Jinyuan Zhou1, Erik Tryggestad2, Zhibo Wen1, Bachchu Lal3, Tingting Zhou1, Rachely Grossman4, Kun Yan1, Silun Wang1, De-Xue Fu5, Eric Ford2, John Laterra3, Peter C.M. van Zijl1
1Department of Radiology, Johns Hopkins University, Baltimore, MD, United States; 2Department of Radiation Oncology, Johns Hopkins University, Baltimore, MD, United States; 3Department of Neurology, Kennedy Krieger Institute, Baltimore, MD, United States; 4Department of Neurosurgery, Johns Hopkins University, Baltimore, MD, United States; 5Department of Oncology, Johns Hopkins University, Baltimore, MD, United States
We show that it is possible to differentiate between glioma and radiation necrosis using the amide proton signals of endogenous cellular proteins and peptides as imaging biomarker.

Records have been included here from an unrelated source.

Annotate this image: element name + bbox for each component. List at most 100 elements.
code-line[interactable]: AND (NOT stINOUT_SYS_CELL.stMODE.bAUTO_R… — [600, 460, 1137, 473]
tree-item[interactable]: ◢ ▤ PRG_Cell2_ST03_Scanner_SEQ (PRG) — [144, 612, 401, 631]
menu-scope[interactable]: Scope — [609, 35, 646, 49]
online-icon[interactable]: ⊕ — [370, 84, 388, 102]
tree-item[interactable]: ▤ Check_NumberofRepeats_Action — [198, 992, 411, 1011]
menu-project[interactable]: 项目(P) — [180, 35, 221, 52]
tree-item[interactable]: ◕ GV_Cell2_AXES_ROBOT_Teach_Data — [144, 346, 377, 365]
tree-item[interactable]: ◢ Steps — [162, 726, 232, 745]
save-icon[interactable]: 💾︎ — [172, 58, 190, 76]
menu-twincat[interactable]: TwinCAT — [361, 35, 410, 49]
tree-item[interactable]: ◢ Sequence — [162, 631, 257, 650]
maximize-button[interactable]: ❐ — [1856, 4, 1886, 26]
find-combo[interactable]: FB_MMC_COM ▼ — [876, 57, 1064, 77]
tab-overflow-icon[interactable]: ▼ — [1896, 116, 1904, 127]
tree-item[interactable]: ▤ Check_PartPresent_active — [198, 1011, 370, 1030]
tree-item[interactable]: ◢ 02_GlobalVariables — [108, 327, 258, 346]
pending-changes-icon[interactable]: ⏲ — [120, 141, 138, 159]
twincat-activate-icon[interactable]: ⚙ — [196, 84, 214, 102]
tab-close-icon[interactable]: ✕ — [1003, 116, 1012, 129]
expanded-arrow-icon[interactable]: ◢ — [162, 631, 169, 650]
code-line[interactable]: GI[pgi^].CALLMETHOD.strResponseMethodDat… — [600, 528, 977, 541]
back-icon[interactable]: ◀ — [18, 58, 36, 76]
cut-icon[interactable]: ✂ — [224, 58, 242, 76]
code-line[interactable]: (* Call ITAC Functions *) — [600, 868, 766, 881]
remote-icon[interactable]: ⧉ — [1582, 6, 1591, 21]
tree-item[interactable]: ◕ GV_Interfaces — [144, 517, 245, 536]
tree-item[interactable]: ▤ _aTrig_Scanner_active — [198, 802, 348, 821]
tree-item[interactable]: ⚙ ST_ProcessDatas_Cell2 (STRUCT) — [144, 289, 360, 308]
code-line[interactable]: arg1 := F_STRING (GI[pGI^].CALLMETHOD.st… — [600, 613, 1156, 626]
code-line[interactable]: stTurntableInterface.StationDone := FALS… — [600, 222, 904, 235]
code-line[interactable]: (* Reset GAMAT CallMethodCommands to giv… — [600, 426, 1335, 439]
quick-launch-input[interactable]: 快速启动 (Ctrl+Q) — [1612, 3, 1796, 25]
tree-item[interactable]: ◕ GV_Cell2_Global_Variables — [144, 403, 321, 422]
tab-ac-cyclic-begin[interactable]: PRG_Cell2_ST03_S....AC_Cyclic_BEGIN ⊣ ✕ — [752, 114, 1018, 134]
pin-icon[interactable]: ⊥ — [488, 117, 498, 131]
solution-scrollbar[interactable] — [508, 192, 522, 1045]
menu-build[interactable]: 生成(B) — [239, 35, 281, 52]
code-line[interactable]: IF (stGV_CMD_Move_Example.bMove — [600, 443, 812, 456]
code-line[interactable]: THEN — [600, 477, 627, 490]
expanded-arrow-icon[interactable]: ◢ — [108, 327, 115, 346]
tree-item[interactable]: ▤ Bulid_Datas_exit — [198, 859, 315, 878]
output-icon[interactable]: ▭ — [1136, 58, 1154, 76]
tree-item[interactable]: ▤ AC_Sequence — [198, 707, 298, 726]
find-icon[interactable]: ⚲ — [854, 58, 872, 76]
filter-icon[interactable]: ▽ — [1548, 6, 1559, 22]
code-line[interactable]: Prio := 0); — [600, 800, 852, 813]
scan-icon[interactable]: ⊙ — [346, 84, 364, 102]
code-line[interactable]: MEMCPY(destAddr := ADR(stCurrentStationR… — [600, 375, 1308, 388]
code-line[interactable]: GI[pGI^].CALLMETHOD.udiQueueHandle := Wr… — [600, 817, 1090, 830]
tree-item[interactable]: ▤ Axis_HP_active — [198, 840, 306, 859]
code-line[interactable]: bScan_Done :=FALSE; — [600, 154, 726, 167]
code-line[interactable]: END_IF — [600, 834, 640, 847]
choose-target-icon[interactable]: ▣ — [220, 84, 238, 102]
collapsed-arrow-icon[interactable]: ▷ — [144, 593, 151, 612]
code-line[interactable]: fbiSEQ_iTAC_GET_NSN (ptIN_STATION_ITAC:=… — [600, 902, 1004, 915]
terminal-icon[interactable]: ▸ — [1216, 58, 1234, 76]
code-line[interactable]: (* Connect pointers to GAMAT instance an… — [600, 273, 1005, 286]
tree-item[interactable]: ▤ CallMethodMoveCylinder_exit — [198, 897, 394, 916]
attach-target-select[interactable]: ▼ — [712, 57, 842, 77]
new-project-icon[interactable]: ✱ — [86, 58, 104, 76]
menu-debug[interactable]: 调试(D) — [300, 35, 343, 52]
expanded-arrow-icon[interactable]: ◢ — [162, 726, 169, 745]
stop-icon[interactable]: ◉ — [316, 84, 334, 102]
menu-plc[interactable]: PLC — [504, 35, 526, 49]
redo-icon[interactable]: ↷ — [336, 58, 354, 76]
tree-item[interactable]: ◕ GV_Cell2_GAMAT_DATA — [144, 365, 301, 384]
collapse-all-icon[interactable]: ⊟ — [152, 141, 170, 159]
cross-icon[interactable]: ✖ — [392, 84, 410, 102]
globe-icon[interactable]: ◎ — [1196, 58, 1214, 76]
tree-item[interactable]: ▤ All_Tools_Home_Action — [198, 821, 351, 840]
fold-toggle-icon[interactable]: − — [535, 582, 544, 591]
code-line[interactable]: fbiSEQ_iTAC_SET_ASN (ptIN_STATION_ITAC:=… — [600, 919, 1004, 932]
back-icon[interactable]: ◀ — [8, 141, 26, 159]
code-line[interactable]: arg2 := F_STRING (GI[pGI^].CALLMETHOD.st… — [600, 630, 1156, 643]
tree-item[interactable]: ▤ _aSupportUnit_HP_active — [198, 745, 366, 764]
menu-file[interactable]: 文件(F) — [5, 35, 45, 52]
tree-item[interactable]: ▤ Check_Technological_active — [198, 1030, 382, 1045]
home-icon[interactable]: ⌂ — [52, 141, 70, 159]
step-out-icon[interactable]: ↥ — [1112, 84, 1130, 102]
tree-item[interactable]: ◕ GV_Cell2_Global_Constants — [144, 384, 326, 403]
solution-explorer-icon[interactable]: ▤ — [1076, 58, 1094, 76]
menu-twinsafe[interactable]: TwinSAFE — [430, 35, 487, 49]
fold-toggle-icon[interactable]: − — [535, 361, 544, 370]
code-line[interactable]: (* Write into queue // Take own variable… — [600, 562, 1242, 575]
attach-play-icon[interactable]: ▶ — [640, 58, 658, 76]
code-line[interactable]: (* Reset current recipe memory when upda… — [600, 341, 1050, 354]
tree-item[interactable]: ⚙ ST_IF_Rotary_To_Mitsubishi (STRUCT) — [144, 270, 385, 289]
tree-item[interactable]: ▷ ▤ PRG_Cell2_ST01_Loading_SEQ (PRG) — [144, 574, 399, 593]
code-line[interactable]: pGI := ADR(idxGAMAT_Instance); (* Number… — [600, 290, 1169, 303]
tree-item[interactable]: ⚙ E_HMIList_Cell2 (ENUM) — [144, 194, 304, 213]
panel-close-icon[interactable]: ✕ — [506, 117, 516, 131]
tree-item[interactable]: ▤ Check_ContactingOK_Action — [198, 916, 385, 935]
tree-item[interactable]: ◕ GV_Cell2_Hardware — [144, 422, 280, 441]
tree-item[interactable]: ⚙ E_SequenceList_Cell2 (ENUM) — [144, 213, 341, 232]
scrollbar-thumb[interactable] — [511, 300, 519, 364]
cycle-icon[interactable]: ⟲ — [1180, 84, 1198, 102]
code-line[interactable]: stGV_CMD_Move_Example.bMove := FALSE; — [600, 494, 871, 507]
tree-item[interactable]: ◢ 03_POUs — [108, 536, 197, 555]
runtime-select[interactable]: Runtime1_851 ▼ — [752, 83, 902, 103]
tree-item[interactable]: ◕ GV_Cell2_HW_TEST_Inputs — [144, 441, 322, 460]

Using a radiation necrosis model (dose, 40 Gy; area, 10x10 mm2) and a SF188/V+ human glioma model in rats, tumors and radiation necrosis had similar conventional MRI features. However, gliomas were consistently hyperintense on amide proton transfer (APT) images, while radiation necrosis (observed about six months post-radiation) was hypointense to isointense. APT MRI as an imaging biomarker for tumor presence provides unique visual information for assessing active tumor versus treatment-related injury, such as radiation necrosis.